I am a journalist but my university degree is in literature. Next year I will get my masters and guess what? It will be in journ. Couldn't be happier.
I have known that I wanted to be a journalist since grade school. I wrote well, my teachers said, and I felt that I cared. My mother, who was a news reporter herself, used to take me to work some Saturdays. Those were the days before fax and email and Adobe.
The interest was sustained until high school. I felt lucky for knowing what I wanted to be when my friends were just figuring out what they wanted. I applied to UP (Journ), Ateneo and La Salle (Communications). Ateneo released its results first and had a sweetener: my acceptance letter said I was going to be awarded a 100% scholarship. That did it. I signed up.
As a communications major, I was put in a block with others who wanted to be broadcasters, producers, etc. They were all so outgoing and assertive! In the meantime, I was going through some personal changes myself. I had gotten pregnant at 17 and married at 18. I turned inwards even more, especially since after my one semester leave, I had become an irregular student. As a young mother, I went straight home from school and did not have a social life at all.
It was then I decided to shift to literature. How can you go wrong with reading, appreciating what you read and then writing about it? You can do it alone, when you have time. It suited my sentiment just fine.
Nine years later, I landed a job at the newsroom of Standard -- where Mom used to work. I've been here more than five years and I still love what I do, day in and day out. I edit columns, which is tough. But I also get to write editorials twice a week and my own column once a week. This is the redeeming part. Plus I have mornings free to fix up the house and spend time with the kids.
Last year another scholarship landed on my lap, at a time when I was pondering pursuing development economics or something similar, just because I felt I cared, more than ever, and wanted to make a difference. When I got the news that I had been awarded a two-year journalism fellowship, it was then I confirmed that an unseen hand was steering me back to the path I had originally wanted to take before I got distracted. Yes I can set out to make a difference, through the thing that I do best and love most: writing.

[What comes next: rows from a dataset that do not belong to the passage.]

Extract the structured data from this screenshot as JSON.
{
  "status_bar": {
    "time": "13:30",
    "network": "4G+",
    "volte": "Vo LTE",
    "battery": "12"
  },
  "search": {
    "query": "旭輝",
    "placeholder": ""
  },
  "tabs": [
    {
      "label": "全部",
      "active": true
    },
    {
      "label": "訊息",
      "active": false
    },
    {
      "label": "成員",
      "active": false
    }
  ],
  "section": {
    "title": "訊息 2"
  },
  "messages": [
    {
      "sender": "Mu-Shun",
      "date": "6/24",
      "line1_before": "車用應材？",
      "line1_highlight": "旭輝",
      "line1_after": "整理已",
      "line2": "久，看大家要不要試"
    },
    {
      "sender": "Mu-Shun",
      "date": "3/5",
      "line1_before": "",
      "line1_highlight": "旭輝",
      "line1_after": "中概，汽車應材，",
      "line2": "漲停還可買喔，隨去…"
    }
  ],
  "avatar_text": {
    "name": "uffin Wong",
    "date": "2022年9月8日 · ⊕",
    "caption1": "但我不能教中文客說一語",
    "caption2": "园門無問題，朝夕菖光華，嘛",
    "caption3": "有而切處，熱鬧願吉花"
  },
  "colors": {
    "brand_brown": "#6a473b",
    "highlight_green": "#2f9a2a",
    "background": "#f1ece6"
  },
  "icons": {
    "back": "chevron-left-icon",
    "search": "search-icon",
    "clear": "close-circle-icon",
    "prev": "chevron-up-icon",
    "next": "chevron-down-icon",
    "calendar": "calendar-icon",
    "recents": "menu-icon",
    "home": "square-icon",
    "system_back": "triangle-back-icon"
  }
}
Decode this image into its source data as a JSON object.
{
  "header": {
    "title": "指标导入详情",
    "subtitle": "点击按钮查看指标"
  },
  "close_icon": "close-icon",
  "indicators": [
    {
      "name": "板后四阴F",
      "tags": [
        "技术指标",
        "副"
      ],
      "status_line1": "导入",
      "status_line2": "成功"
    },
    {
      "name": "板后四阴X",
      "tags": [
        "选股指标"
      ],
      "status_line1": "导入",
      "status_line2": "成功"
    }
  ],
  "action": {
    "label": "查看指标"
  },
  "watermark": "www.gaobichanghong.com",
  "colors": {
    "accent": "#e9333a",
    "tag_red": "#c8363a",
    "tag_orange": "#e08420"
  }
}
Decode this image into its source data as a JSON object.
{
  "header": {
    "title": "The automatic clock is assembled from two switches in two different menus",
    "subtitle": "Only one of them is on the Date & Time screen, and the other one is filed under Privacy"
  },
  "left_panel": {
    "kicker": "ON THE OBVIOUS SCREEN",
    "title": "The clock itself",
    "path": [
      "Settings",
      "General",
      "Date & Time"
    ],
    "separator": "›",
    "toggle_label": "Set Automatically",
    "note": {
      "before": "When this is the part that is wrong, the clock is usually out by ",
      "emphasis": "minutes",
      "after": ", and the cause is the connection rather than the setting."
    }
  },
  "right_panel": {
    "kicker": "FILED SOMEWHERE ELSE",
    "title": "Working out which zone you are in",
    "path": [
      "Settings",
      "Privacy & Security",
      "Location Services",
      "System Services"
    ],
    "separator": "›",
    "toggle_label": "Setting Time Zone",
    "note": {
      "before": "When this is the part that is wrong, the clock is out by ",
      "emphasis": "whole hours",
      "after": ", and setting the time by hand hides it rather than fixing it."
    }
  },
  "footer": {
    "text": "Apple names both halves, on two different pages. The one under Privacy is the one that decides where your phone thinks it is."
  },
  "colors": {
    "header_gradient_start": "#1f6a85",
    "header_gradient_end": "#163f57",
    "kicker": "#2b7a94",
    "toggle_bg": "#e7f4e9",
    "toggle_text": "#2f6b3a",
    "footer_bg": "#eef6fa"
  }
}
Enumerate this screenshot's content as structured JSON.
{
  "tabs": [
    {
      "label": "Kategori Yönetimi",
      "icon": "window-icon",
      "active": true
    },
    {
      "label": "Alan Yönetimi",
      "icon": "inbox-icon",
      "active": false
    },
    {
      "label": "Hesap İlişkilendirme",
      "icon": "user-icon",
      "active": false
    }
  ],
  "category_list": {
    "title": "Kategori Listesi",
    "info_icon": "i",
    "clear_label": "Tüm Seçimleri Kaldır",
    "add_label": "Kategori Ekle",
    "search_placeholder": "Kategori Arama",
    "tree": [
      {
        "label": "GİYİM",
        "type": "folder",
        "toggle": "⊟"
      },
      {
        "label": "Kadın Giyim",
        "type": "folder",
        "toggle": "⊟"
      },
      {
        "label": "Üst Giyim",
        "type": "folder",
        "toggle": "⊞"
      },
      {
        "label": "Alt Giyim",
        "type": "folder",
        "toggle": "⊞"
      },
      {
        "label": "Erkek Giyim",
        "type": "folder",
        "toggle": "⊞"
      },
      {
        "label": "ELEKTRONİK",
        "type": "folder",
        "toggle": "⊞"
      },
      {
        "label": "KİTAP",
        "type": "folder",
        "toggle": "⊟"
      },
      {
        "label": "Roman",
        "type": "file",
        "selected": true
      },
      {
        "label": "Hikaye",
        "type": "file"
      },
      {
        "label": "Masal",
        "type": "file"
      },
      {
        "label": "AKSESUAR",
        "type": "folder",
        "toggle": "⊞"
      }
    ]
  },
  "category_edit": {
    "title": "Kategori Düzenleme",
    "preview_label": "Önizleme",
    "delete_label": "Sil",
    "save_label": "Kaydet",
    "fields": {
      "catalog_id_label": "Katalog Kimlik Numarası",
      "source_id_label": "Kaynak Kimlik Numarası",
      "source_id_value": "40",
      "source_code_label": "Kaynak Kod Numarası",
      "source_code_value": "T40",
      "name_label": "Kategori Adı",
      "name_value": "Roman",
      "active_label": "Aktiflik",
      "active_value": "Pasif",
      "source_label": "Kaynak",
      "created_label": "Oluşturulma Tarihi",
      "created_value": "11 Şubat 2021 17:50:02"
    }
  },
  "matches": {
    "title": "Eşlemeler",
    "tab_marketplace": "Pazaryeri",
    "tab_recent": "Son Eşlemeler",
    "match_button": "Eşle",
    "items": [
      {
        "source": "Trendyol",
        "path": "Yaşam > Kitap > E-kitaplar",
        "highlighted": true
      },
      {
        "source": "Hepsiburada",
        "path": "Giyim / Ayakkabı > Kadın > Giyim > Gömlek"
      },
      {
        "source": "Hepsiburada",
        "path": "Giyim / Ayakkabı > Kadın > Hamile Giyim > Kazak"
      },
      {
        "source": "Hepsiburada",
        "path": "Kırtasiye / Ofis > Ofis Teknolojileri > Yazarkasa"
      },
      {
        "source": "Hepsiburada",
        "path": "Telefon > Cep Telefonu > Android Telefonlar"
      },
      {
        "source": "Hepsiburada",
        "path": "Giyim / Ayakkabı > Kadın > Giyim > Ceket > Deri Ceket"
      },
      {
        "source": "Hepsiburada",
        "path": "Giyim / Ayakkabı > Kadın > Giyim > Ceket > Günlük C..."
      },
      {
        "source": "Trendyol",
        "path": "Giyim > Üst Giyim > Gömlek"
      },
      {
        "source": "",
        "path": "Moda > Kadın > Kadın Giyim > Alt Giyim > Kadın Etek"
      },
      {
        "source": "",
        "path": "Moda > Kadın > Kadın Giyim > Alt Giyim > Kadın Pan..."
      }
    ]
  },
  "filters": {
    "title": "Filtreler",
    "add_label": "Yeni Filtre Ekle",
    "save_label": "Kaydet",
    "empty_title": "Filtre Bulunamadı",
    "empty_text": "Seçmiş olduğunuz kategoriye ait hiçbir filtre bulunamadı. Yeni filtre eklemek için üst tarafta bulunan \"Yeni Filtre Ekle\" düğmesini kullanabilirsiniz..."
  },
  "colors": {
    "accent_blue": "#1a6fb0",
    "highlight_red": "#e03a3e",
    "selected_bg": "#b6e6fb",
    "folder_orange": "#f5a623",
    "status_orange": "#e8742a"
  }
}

I thought about all these today because I am enrolled in two electives that I thought I would enjoy in equal degrees. On the third-to-the-last week before sem break, I realize I love one and not the other.
I only speak for myself, lest I am misunderstood. Literature can make one feel grand and important and sensational. One can get a rush. It's a good feeling. In the end, however, what if you want to do more? The end is not the I. The I should be a tool. This is not about feeling giddy, soaking up one's own brilliance. I refuse to make this all about me.
This is why I am staying put where I am: under-decorated, over-stressed by deadlines, underpaid -- and only as good as today's story.